Soon after he died, breast cancer killed my mother. I continue to believe that her unresolved grief really killed her and cancer was just the vehicle. Soon after she died, her mother died. In the South we sometimes say, "she gave up the ghost" and I think the expression fits in this case. She gave up the ghost that haunted us all -- the specter of our own internalized homophobia and AIDS phobia. My grandmother didn't know how to cope with her feelings of loss and the deeply held beliefs about sexuality that had been engrained in her. So, she exited as well. Her attending physician said complications of pneumonia killed her. I think she just could not breathe the air anymore. It was too thick with the cloud of shame and blame dispensed by our religious authorities and swallowed by us without question.

During the time that our family was struggling with the domino effect of these our losses, my children were watching. My son knew he was gay. And, being a really smart kid, he realized that there was no healthy place for him to reside with us. So, he exited as well.

Quit school. Moved out of Abilene. Joined the National Coming Out Day office as a volunteer (then in Santa Fe, New Mexico), learned how to live with integrity about his sexuality, went to college and got a job. He had some really rocky times, yet he held tight to the boundary that he set about the crazy-making religious orientation of our family.

He insisted that we really look at what the Bible says about homosexuality and not just blindly accept what our church said was true. Eventually he finished his Masters in Divinity at Episcopal Divinity School and wrote a book entitled "Uncommon Hope" and has founded a church by the same name in San Francisco. Perhaps you have guessed that his ministry is all about helping people in churches and communities eliminate stigma that separates us from one another.

Over time, all of our family has evolved in our understanding of what AIDS is and is not. And, thankfully, we evolved in our understanding of love and grace. Things are a bit smoother for all of us now.

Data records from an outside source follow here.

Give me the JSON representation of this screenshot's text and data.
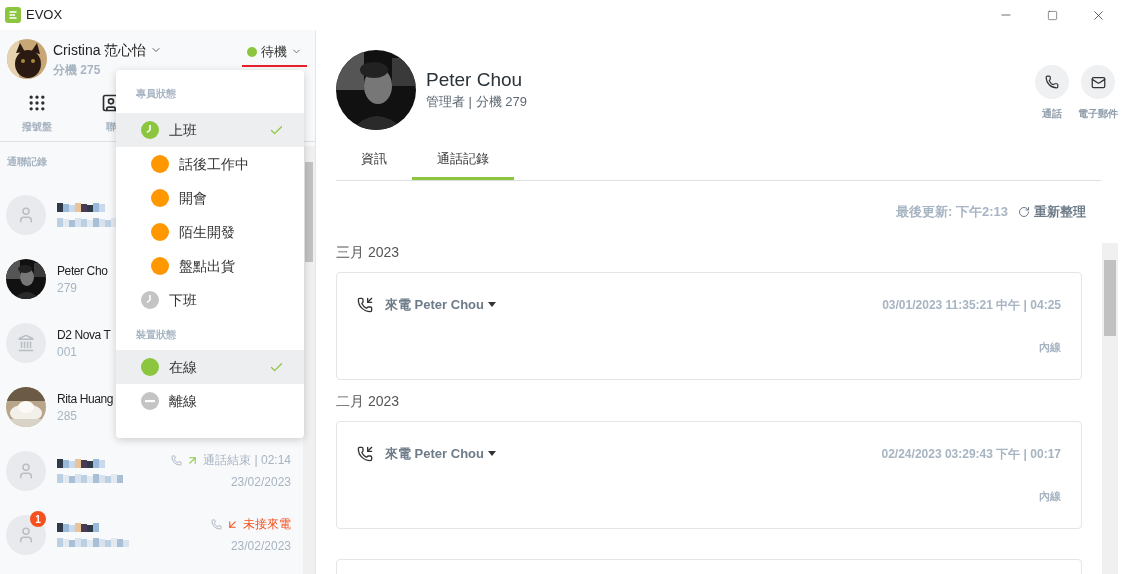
{
  "app": {
    "title": "EVOX"
  },
  "user": {
    "name": "Cristina 范心怡",
    "extension": "分機 275",
    "status": "待機"
  },
  "toolbar": [
    {
      "label": "撥號盤",
      "kind": "dialpad"
    },
    {
      "label": "聯",
      "kind": "contacts"
    }
  ],
  "recent": {
    "title": "通聯記錄",
    "items": [
      {
        "kind": "person"
      },
      {
        "kind": "photo_dark",
        "name": "Peter Cho",
        "sub": "279"
      },
      {
        "kind": "building",
        "name": "D2 Nova T",
        "sub": "001"
      },
      {
        "kind": "photo_light",
        "name": "Rita Huang",
        "sub": "285"
      },
      {
        "kind": "person",
        "call": {
          "kind": "ended",
          "text": "通話結束 | 02:14",
          "date": "23/02/2023"
        }
      },
      {
        "kind": "person",
        "badge": "1",
        "call": {
          "kind": "missed",
          "text": "未接來電",
          "date": "23/02/2023"
        }
      }
    ]
  },
  "status_menu": {
    "sections": [
      {
        "title": "專員狀態",
        "items": [
          {
            "label": "上班",
            "kind": "clock",
            "color": "#8cc63f",
            "selected": true,
            "children": [
              {
                "label": "話後工作中",
                "kind": "dot",
                "color": "#ff9800",
                "selected": false
              },
              {
                "label": "開會",
                "kind": "dot",
                "color": "#ff9800",
                "selected": false
              },
              {
                "label": "陌生開發",
                "kind": "dot",
                "color": "#ff9800",
                "selected": false
              },
              {
                "label": "盤點出貨",
                "kind": "dot",
                "color": "#ff9800",
                "selected": false
              }
            ]
          },
          {
            "label": "下班",
            "kind": "clock",
            "color": "#c4c4c4",
            "selected": false
          }
        ]
      },
      {
        "title": "裝置狀態",
        "items": [
          {
            "label": "在線",
            "kind": "dot",
            "color": "#8cc63f",
            "selected": true
          },
          {
            "label": "離線",
            "kind": "minus",
            "color": "#c4c4c4",
            "selected": false
          }
        ]
      }
    ]
  },
  "contact": {
    "name": "Peter Chou",
    "role": "管理者 | 分機 279",
    "actions": [
      {
        "label": "通話",
        "kind": "call"
      },
      {
        "label": "電子郵件",
        "kind": "email"
      }
    ],
    "tabs": [
      {
        "label": "資訊",
        "selected": false
      },
      {
        "label": "通話記錄",
        "selected": true
      }
    ],
    "last_updated": "最後更新: 下午2:13",
    "refresh": "重新整理",
    "groups": [
      {
        "month": "三月 2023",
        "calls": [
          {
            "title": "來電 Peter Chou",
            "time": "03/01/2023 11:35:21 中午 | 04:25",
            "line": "內線"
          }
        ]
      },
      {
        "month": "二月 2023",
        "calls": [
          {
            "title": "來電 Peter Chou",
            "time": "02/24/2023 03:29:43 下午 | 00:17",
            "line": "內線"
          }
        ]
      }
    ]
  }
}
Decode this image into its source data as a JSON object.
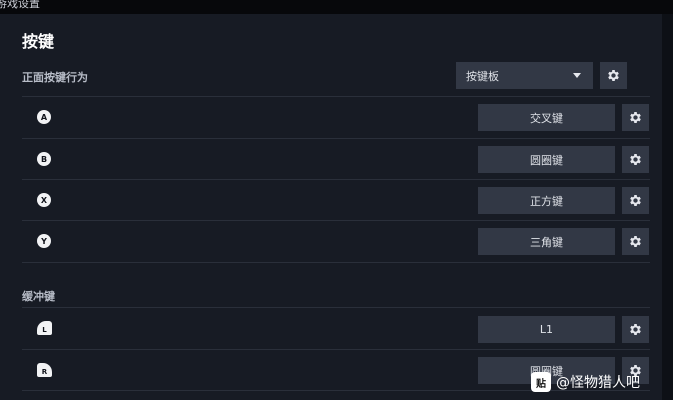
{
  "window": {
    "title": "游戏设置"
  },
  "section": {
    "title": "按键"
  },
  "face_buttons": {
    "label": "正面按键行为",
    "mode_select": {
      "value": "按键板"
    },
    "rows": [
      {
        "glyph": "A",
        "value": "交叉键"
      },
      {
        "glyph": "B",
        "value": "圆圈键"
      },
      {
        "glyph": "X",
        "value": "正方键"
      },
      {
        "glyph": "Y",
        "value": "三角键"
      }
    ]
  },
  "bumpers": {
    "label": "缓冲键",
    "rows": [
      {
        "glyph": "L",
        "value": "L1"
      },
      {
        "glyph": "R",
        "value": "圆圈键"
      }
    ]
  },
  "icons": {
    "settings": "gear-icon",
    "dropdown": "chevron-down-icon"
  },
  "watermark": {
    "logo_text": "贴",
    "text": "@怪物猎人吧"
  },
  "colors": {
    "panel": "#171b24",
    "control": "#323845",
    "background": "#0b0d12"
  }
}
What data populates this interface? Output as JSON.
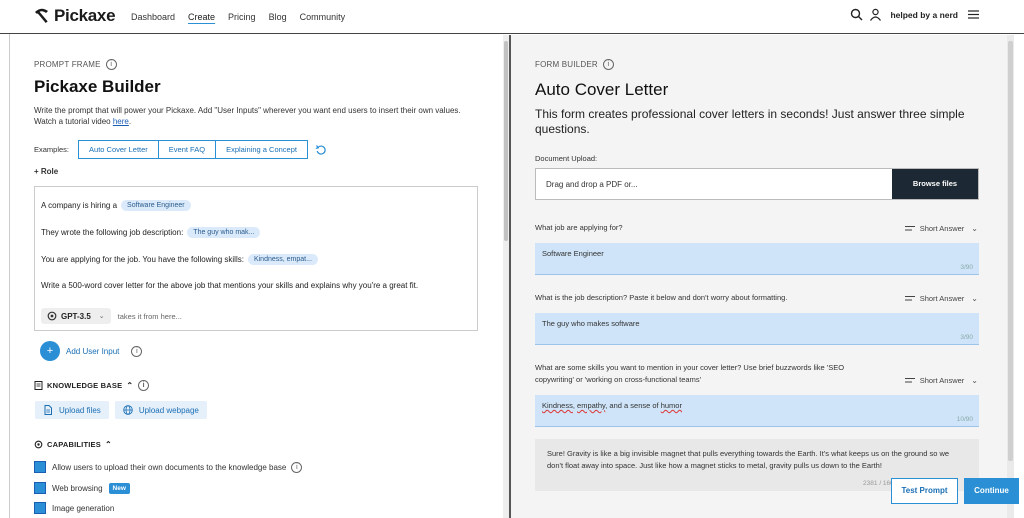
{
  "nav": {
    "logo": "Pickaxe",
    "links": [
      "Dashboard",
      "Create",
      "Pricing",
      "Blog",
      "Community"
    ],
    "active_link": "Create",
    "user": "helped by a nerd"
  },
  "left": {
    "section_label": "PROMPT FRAME",
    "title": "Pickaxe Builder",
    "description": "Write the prompt that will power your Pickaxe. Add \"User Inputs\" wherever you want end users to insert their own values. Watch a tutorial video ",
    "description_link": "here",
    "examples_label": "Examples:",
    "examples": [
      "Auto Cover Letter",
      "Event FAQ",
      "Explaining a Concept"
    ],
    "role": "+ Role",
    "prompt_lines": [
      {
        "text": "A company is hiring a",
        "chip": "Software Engineer"
      },
      {
        "text": "They wrote the following job description:",
        "chip": "The guy who mak..."
      },
      {
        "text": "You are applying for the job. You have the following skills:",
        "chip": "Kindness, empat..."
      },
      {
        "text": "Write a 500-word cover letter for the above job that mentions your skills and explains why you're a great fit.",
        "chip": ""
      }
    ],
    "model": "GPT-3.5",
    "model_hint": "takes it from here...",
    "add_user_input": "Add User Input",
    "knowledge_base": "KNOWLEDGE BASE",
    "upload_files": "Upload files",
    "upload_webpage": "Upload webpage",
    "capabilities": "CAPABILITIES",
    "cap_items": [
      {
        "label": "Allow users to upload their own documents to the knowledge base",
        "checked": true
      },
      {
        "label": "Web browsing",
        "badge": "New",
        "checked": true
      },
      {
        "label": "Image generation",
        "checked": true
      }
    ]
  },
  "right": {
    "section_label": "FORM BUILDER",
    "title": "Auto Cover Letter",
    "subtitle": "This form creates professional cover letters in seconds! Just answer three simple questions.",
    "doc_upload_label": "Document Upload:",
    "doc_placeholder": "Drag and drop a PDF or...",
    "browse_label": "Browse files",
    "questions": [
      {
        "label": "What job are applying for?",
        "type": "Short Answer",
        "value": "Software Engineer",
        "count": "3/90"
      },
      {
        "label": "What is the job description? Paste it below and don't worry about formatting.",
        "type": "Short Answer",
        "value": "The guy who makes software",
        "count": "3/90"
      },
      {
        "label": "What are some skills you want to mention in your cover letter? Use brief buzzwords like 'SEO copywriting' or 'working on cross-functional teams'",
        "type": "Short Answer",
        "value_parts": [
          "Kindness",
          ", ",
          "empathy",
          ", and a sense of ",
          "humor"
        ],
        "count": "10/90"
      }
    ],
    "output_text": "Sure! Gravity is like a big invisible magnet that pulls everything towards the Earth. It's what keeps us on the ground so we don't float away into space. Just like how a magnet sticks to metal, gravity pulls us down to the Earth!",
    "output_count": "2381 / 16000",
    "test_prompt": "Test Prompt",
    "continue": "Continue"
  }
}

We had to find ways to be spiritually healthy. I like to think that we were, in no small part, inspired by the courage of my brother. The part of the story that I did not reveal early in this posting was that my brother was outrageously honest about who he was and his sexual orientation. When we tried our best to push him into the closet, he kicked it open and came out tap dancing. He never made excuses to any of us for being gay, in fact, he told us that we needed to stop making excuses because he had known he was gay since he was five. He also believed that God made him that way and, perhaps even more important, he believed that even if God did not make him gay, God loved him and chose him beyond any choices, predispositions or behaviors.

He had this really queer and wonderful theology that informs us all even now -- he understood that what animates each of us is both unique to each of us and absolutely the same -- a spiritual DNA that cannot be destroyed by us no matter how hard we try, a gift of life that resides beyond our cellular configurations and beyond labels and stigma -- the ones we put on ourselves and the ones others put on us.

Patrick imparted a gift to all of us by refusing to give up the gift he knew had been given to him by a Greater Power than any of us can grasp. On World AIDS Day 2011, I want to honor him and thank him for being everything he was -- proud, living out loud and full of grace. It is because of him that the rest of us have a chance to get it right.